The government will reintroduce legislation for the consumer data right (CDR) to parliament this week after it lapsed without passage when parliament was dissolved back in April.

Treasurer Josh Frydenberg said in a statement that progress on implementing a data right was continuing despite the legislation not being in place.
The bill was first introduced back in February this year before being sent to a Senate committee for further examination.
Its reintroduction should provide some answers around how much industry criticism over the scheme has been addressed.
Banks have warned that privacy and security assumptions for the CDR are riddled with understated risks and cyber fraud holes.
AGL Energy warned the right was being rushed in at the expense of good design and consumers’ actual needs.

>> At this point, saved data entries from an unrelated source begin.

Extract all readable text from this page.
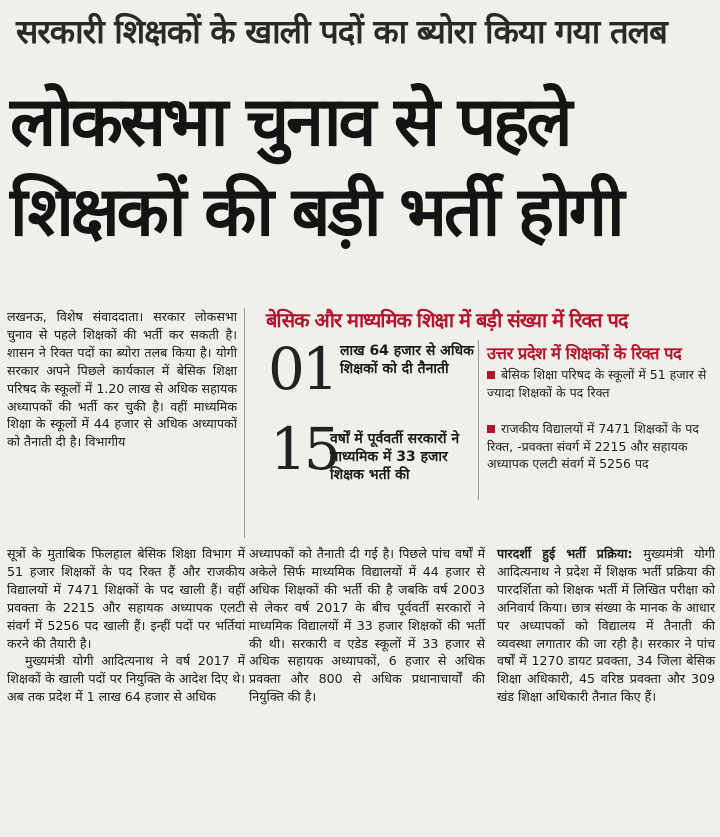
सरकारी शिक्षकों के खाली पदों का ब्योरा किया गया तलब
लोकसभा चुनाव से पहले
शिक्षकों की बड़ी भर्ती होगी

लखनऊ, विशेष संवाददाता। सरकार लोकसभा चुनाव से पहले शिक्षकों की भर्ती कर सकती है। शासन ने रिक्त पदों का ब्योरा तलब किया है। योगी सरकार अपने पिछले कार्यकाल में बेसिक शिक्षा परिषद के स्कूलों में 1.20 लाख से अधिक सहायक अध्यापकों की भर्ती कर चुकी है। वहीं माध्यमिक शिक्षा के स्कूलों में 44 हजार से अधिक अध्यापकों को तैनाती दी है। विभागीय

बेसिक और माध्यमिक शिक्षा में बड़ी संख्या में रिक्त पद
01 लाख 64 हजार से अधिक शिक्षकों को दी तैनाती
15
वर्षों में पूर्ववर्ती सरकारों ने माध्यमिक में 33 हजार शिक्षक भर्ती की
उत्तर प्रदेश में शिक्षकों के रिक्त पद
बेसिक शिक्षा परिषद के स्कूलों में 51 हजार से ज्यादा शिक्षकों के पद रिक्त
राजकीय विद्यालयों में 7471 शिक्षकों के पद रिक्त, -प्रवक्ता संवर्ग में 2215 और सहायक अध्यापक एलटी संवर्ग में 5256 पद

सूत्रों के मुताबिक फिलहाल बेसिक शिक्षा विभाग में 51 हजार शिक्षकों के पद रिक्त हैं और राजकीय विद्यालयों में 7471 शिक्षकों के पद खाली हैं। वहीं प्रवक्ता के 2215 और सहायक अध्यापक एलटी संवर्ग में 5256 पद खाली हैं। इन्हीं पदों पर भर्तियां करने की तैयारी है।

मुख्यमंत्री योगी आदित्यनाथ ने वर्ष 2017 में शिक्षकों के खाली पदों पर नियुक्ति के आदेश दिए थे। अब तक प्रदेश में 1 लाख 64 हजार से अधिक

अध्यापकों को तैनाती दी गई है। पिछले पांच वर्षों में अकेले सिर्फ माध्यमिक विद्यालयों में 44 हजार से अधिक शिक्षकों की भर्ती की है जबकि वर्ष 2003 से लेकर वर्ष 2017 के बीच पूर्ववर्ती सरकारों ने माध्यमिक विद्यालयों में 33 हजार शिक्षकों की भर्ती की थी। सरकारी व एडेड स्कूलों में 33 हजार से अधिक सहायक अध्यापकों, 6 हजार से अधिक प्रवक्ता और 800 से अधिक प्रधानाचार्यों की नियुक्ति की है।

पारदर्शी हुई भर्ती प्रक्रिया: मुख्यमंत्री योगी आदित्यनाथ ने प्रदेश में शिक्षक भर्ती प्रक्रिया की पारदर्शिता को शिक्षक भर्ती में लिखित परीक्षा को अनिवार्य किया। छात्र संख्या के मानक के आधार पर अध्यापकों को विद्यालय में तैनाती की व्यवस्था लगातार की जा रही है। सरकार ने पांच वर्षों में 1270 डायट प्रवक्ता, 34 जिला बेसिक शिक्षा अधिकारी, 45 वरिष्ठ प्रवक्ता और 309 खंड शिक्षा अधिकारी तैनात किए हैं।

Cuscal, meanwhile, has warned that identity and consent in the system is still too complicated.
Frydenberg pressed a positive agenda for the CDR as he announced the impending reintroduction of enabling legislation.
“This initiative has already seen major improvements in the levels of transparency over the terms and conditions of a wide range of banking products, with three of the four major banks voluntarily launching the first stage of the Consumer Data Right on 1 July 2019,” he said.
“The next stage – due in February 2020 – will give consumers greater access to information that banks hold on them; and the power to require those banks to provide safe and secure access to that information to trusted third parties.
“Within the regime, consumers will have control over what data will be shared, with whom and for what purposes.”
Frydenberg claimed that “progress to the February launch is well advanced.”